Principle:Huggingface Datatrove Ray Distributed Execution
| Knowledge Sources | |
|---|---|
| Domains | Distributed Computing, Data Processing |
| Last Updated | 2026-02-14 17:00 GMT |
Overview
Ray Distributed Execution is the principle of distributing data processing pipeline tasks across a Ray cluster using placement groups, fault-tolerant task scheduling, and automatic retry mechanisms.
Description
In large-scale data processing, workloads must be distributed across many machines to achieve reasonable throughput.
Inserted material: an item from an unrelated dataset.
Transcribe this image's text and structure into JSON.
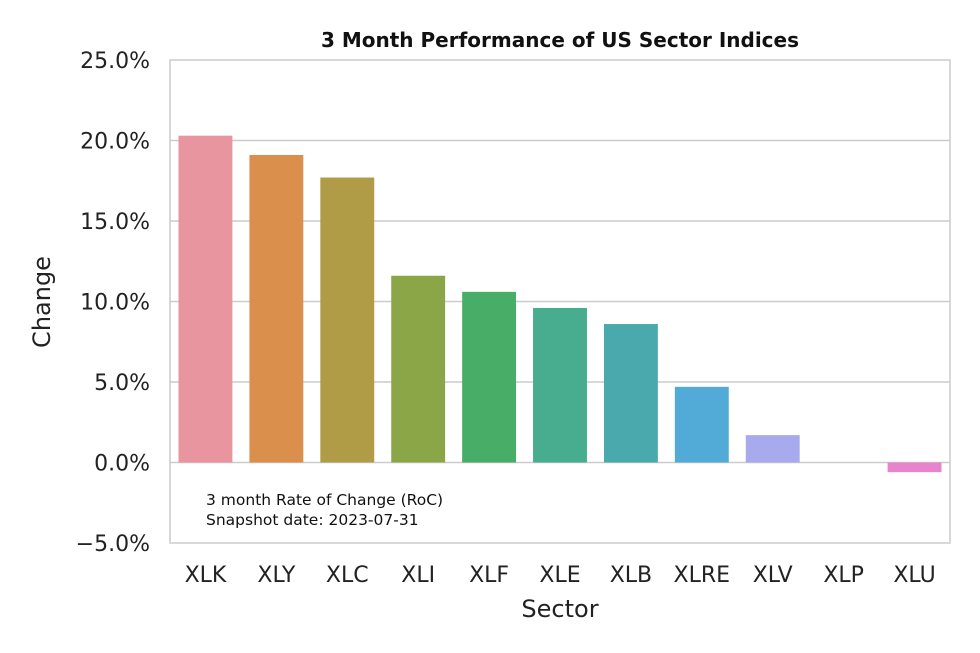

Ray provides a framework for distributed computing that abstracts away the complexity of resource management, task scheduling, and inter-node communication. The Ray Distributed Execution principle in datatrove leverages Ray's placement groups to ensure that tasks receive the exact resource allocation they need (CPUs, GPUs, memory) and that multi-node tasks are co-located on the correct set of machines.
A key aspect of this principle is fault tolerance. In cloud environments, worker nodes may be preempted or crash unexpectedly. The execution model handles this through retriable error classification (distinguishing Ray-level failures like preemption, actor crashes, and object loss from application-level errors) and automatic resubmission of failed tasks up to a configurable limit. Task timeouts provide an additional safety net, terminating and rescheduling tasks that exceed expected runtime.
Usage
Apply this principle when building distributed data pipelines that need to run reliably on elastic or spot-instance-based Ray clusters, where fault tolerance, resource management, and multi-node coordination are required.
Theoretical Basis
The Ray Distributed Execution approach in datatrove is built on several key concepts:
- Placement Groups: Ray's mechanism for reserving bundles of resources across nodes. Each task group reserves
nodes_per_taskbundles, ensuring resource isolation and co-location for multi-node workloads.
- Actor-Based Execution: Pipeline tasks run inside Ray actors (RankWorker), which maintain state across method calls and can be placed on specific nodes within a placement group. Each actor spawns a local process pool for running multiple ranks.
- Asynchronous Task Management: Placement group creation and task dispatch happen asynchronously via a ThreadPoolExecutor, preventing the main scheduling loop from blocking while waiting for resource allocation.
- Retriable Error Classification: The system distinguishes between retriable errors (WorkerCrashedError, TaskCancelledError, ObjectLostError, RayActorError with preemption) and non-retriable application errors, only resubmitting tasks that failed due to infrastructure issues.
- Dependency Chaining: Executors can declare dependencies on other executors via the
dependsparameter, enabling multi-stage pipeline orchestration where later stages wait for earlier stages to complete.